Additionally, importing e.g. Word or PDF files directly into the editor would also be great (optionally with delete unwanted HTML-code
Describe the benefits this would bring to existing BookStack users
Better experience / less work.
Can the goal of this request already be achieved via other means?
No and not satisfying enough :-)
Have you searched for an existing open/closed issue?
- [X] I have searched for existing issues and none cover my fundemental request
How long have you been using BookStack?
1 to 5 years
Additional context
No response
Thanks for the request, although this is not something I'd be keen to include support for since:
- It widens the scope, and lessens focus, to what we'd be considering documentation content within the platform.

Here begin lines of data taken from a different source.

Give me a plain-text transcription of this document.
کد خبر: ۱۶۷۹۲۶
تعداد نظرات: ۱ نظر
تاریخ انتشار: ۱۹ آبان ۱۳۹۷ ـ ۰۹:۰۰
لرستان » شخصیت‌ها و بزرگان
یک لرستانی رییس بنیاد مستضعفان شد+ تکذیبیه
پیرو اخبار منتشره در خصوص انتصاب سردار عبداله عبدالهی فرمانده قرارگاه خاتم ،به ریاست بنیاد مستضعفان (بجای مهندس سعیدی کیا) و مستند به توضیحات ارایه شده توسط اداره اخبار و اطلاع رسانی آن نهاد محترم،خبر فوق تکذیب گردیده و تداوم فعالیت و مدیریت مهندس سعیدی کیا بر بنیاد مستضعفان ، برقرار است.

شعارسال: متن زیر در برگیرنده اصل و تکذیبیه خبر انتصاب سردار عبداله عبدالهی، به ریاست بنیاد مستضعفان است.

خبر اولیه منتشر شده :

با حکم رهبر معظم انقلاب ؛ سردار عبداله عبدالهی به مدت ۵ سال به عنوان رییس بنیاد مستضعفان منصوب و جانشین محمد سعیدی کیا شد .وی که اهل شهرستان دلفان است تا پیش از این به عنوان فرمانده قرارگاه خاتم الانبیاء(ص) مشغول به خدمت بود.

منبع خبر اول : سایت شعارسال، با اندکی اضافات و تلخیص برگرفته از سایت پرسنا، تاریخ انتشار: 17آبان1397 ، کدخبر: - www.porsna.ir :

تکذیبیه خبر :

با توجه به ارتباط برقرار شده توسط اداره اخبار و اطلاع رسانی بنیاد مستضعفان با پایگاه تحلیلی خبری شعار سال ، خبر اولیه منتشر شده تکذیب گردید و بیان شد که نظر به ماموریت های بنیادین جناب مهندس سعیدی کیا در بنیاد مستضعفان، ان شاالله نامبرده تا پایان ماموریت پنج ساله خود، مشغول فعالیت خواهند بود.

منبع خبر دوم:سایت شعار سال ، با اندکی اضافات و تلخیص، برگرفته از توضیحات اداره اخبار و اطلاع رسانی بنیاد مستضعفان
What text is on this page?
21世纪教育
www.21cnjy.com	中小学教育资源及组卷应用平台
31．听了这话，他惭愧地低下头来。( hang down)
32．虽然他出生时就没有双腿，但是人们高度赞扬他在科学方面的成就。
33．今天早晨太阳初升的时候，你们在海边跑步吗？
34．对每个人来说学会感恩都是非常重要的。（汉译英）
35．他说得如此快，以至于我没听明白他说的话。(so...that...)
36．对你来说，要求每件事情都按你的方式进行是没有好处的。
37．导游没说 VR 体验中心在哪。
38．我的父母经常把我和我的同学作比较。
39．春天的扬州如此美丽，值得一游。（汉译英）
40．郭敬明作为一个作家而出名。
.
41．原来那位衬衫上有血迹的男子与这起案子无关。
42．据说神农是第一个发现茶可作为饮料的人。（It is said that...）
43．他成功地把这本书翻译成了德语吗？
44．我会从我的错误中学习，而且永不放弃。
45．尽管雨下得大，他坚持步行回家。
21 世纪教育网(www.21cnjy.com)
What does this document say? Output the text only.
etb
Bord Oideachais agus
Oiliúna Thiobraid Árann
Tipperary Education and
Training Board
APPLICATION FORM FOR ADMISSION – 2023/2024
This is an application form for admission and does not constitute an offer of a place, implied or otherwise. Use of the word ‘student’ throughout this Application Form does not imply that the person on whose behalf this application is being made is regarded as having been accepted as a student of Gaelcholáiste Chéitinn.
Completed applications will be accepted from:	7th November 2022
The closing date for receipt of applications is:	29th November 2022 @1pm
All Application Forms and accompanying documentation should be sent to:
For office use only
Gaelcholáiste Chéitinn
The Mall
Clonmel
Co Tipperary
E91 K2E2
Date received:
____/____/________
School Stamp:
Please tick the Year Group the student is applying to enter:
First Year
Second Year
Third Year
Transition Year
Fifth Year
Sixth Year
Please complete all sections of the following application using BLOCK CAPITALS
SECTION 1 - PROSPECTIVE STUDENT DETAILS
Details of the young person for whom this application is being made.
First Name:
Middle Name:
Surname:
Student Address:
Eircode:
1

- Support could vary depending on the format and structure of a specific PDF document, adding variability to such a feature working.
- Support would be added for certain formats, introducing variability to how different attachments/formats are treated.
- There are likely cases where this would be not desired, requiring additional levels of control to be exposed which themselves can be a burden.
This sounds like it can be done with the API. Use some kind of PDF to HTML library, pass it to HTML to Markdown and then use the bookstack API to import.
Can anyone please help document the process of using the API to import content? or point me to the documentation that I am struggling to find?
Please and thank you!
Some PDF can be parsed, some need to be run through OCR. This is a big ask. OCR isn't automatic, it requires human review. For this reason I would agree that you need to normalize your dataset before you import. The best open source document conversion library is PanDoc, and it doesn't support PDF.
How can I convert PDFs to other formats using pandoc? You can’t. You can try opening the PDF in Word or Google Docs and saving in a format from which pandoc can convert directly.